Colombia has not been any safer in 35 years — unless you work with human rights, because threats and murders targeting rights workers increased in the South American country.
Not long ago, and with some fanfare, the Colombian government announced that 2015 was the least intense year in the armed conflict of 50 years and had registered the lowest number homicide rate in decades.
However, another form of violence has quietly risen instead: political violence against the unarmed, including political and social leaders and human rights activists.
In 2015, the total of murdered rights activists was 63 — almost a 15% increase on the total for 2014. This rise is particularly shocking given that the Ministry of Defense was celebrating a 5% decrease in homicides nationwide for the same period, according to conflict monitoring NGO CINEP.
For your average person, Colombia last year was the safest it has been for 35 years.
But the same year, CINEP registered 873 death threats against a greater number of people, of whom 191 were human rights activists.
Lawyer Nydia Erika Bautista is among those who has received threats.
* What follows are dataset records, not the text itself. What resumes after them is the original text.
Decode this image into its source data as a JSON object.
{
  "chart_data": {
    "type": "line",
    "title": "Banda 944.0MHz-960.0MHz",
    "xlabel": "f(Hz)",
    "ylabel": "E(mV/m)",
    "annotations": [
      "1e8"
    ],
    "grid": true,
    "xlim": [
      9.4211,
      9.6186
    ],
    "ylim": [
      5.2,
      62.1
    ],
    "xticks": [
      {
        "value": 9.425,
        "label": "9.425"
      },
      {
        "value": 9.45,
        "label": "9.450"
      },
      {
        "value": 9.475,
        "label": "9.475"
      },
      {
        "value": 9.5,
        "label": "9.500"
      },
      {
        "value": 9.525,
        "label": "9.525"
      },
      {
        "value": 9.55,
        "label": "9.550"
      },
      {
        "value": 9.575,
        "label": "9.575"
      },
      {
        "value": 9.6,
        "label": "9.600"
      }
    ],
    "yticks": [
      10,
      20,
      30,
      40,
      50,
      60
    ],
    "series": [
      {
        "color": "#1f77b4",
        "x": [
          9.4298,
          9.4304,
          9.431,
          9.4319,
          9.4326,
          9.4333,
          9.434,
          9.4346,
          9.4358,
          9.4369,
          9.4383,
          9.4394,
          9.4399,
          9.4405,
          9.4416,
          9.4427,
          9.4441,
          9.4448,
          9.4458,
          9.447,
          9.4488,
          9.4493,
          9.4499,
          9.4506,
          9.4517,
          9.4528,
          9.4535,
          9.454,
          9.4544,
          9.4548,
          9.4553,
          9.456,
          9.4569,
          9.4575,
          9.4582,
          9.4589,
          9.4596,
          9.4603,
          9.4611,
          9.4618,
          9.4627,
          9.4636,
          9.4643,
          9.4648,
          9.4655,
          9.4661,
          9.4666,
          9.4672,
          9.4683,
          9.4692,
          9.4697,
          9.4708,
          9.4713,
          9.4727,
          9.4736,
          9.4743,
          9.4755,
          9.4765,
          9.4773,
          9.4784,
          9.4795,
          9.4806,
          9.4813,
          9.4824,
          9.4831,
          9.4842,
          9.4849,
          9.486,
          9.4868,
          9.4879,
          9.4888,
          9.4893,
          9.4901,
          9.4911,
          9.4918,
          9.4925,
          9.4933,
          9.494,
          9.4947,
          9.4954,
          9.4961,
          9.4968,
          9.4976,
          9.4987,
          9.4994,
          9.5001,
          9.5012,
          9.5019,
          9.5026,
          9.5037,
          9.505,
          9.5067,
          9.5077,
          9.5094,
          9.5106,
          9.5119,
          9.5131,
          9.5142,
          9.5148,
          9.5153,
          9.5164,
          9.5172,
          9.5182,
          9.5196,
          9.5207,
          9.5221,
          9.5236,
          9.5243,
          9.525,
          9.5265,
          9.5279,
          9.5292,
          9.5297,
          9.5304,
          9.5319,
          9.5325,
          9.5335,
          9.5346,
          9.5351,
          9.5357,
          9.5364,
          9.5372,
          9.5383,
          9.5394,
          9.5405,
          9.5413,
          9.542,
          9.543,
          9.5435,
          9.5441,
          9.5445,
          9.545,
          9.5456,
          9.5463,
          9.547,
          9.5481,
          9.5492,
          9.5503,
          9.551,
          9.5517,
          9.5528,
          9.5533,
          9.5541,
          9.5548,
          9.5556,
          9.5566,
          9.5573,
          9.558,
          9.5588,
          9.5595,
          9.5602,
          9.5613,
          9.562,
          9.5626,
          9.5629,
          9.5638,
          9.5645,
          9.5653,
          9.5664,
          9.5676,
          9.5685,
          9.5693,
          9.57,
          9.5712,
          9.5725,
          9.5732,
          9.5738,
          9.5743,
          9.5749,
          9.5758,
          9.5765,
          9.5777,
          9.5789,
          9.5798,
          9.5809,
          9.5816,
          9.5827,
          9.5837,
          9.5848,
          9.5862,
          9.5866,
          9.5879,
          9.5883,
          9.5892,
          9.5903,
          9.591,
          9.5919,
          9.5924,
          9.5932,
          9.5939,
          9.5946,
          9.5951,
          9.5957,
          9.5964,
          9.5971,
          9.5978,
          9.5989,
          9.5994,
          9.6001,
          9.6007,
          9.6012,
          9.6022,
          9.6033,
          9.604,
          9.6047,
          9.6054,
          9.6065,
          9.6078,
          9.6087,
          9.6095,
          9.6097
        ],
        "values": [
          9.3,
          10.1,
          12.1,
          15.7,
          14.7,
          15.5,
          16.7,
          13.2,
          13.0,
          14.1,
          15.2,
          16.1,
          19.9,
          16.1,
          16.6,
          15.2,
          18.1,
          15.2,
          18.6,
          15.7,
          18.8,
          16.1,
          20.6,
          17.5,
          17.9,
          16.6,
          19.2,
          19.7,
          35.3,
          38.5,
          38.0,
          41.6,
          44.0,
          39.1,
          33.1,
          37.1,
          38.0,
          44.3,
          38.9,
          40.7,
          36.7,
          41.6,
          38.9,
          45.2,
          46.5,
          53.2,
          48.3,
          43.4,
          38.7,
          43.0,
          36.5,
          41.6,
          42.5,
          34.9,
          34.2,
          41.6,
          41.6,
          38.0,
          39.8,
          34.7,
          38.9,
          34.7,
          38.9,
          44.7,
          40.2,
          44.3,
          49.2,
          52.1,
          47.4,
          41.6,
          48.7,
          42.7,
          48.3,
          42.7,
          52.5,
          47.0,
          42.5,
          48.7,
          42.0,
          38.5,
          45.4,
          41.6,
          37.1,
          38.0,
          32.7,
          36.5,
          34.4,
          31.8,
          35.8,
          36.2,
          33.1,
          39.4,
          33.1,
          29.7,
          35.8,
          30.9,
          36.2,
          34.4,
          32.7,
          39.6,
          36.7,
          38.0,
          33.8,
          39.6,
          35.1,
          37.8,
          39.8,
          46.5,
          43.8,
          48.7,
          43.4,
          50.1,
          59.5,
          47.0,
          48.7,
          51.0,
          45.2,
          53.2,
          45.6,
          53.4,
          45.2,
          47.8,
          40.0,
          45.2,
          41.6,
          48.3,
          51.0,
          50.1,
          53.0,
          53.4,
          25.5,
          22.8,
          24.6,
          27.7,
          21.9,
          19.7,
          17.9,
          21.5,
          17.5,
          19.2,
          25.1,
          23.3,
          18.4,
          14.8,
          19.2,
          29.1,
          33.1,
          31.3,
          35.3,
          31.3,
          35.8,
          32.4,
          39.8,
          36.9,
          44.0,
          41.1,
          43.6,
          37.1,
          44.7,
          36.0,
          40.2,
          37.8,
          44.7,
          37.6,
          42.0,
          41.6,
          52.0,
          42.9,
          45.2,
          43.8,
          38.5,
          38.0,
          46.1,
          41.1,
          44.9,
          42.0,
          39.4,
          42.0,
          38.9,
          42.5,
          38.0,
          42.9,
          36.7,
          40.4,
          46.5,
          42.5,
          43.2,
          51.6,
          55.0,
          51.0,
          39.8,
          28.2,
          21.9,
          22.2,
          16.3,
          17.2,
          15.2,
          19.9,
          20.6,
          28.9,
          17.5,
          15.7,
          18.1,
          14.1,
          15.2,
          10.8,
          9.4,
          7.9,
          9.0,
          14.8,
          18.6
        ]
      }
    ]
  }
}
She attributes them to her investigation regarding five farmers who were forcibly disappeared in 2003 by paramilitaries, with the complicity of police sergeant William Castillo.
Castillo was jailed for 12 years in 2012, but the threats continued relentlessly.
“We will kill you, but first we will rape you so you learn to respect men.”
Death threat to Nydia Erika Bautista
Similarly, MOVICE secretary Ingrid Vergara, who works with victims of state crimes, was threatened in three pamphlets during 2015.
Signed by several paramilitary successor groups, these pamphlets listed more than 40 human rights activists, unionists, lawyers and political prisoners. One pamphlet declared that they would not permit “the left’s political indoctrination of innocent people.”
Many of the threats are alarming, but nothing more. However, not all are hollow. Todd Howland, the delegate of the United Nations for human rights in Colombia, recently announced that “since the start of the year we have had 17 human rights activists who have been murdered.”
CINEP reported that paramilitary groups were behind the majority of human rights violations in 2015. They consider them to be paramilitaries because they see a distinctly political shade in their targets and motivations.
CINEP argue that the language used in the threatening pamphlets, calls and letters has the counter-insurgent and anti-leftist character of paramilitaries. Moreover, the threats and murders occur principally in Bogota, Cauca, Santander and Valle del Cauca — all places with strong social movements.
As far as CINEP is concerned, the threats are far from random.
“What is happening right now is a psychological and judicial war against human rights activists.”
Contrary to CINEP’s report, the government takes a different view on what is happening and who is responsible. According to Luis Carlos Villegas, the Defense Minister, it is not clear that any groups are specifically being targeted, and there are no paramilitaries involved.
Instead, the random threats and violence are the work of organized crime and ELN guerrillas, the minister said.
“I flatly deny the existence of paramilitaries these days… it may be the ELN or organised crime who have a presence in those territories and have the capacity to threaten but lack a political motivation.”
Defense Minister Luis Carlos Villegas
While the government, currently negotiating peace the leftist FARC and ELN rebels, these groups have demanded the effective dismantling of paramilitary groups.
The guerrillas are concerned that they, exactly like in the 1980s when they tried to enter politics and thousands were assassinated, will be targeted by the groups formed from the formally defunct paramilitary organization AUC.
This new generation of paramilitary groups, in some cases in conjunction with corrupt elements in the military, is according to the government itself, Colombia’s primary human rights violator.
The government is currently investigating 350 cases of threats and crimes against human rights activists.
Many fear that this surge in threats and killings, whoever is responsible, may jeopardize the ongoing peace talks with FARC in Havana, and the upcoming talks with ELN.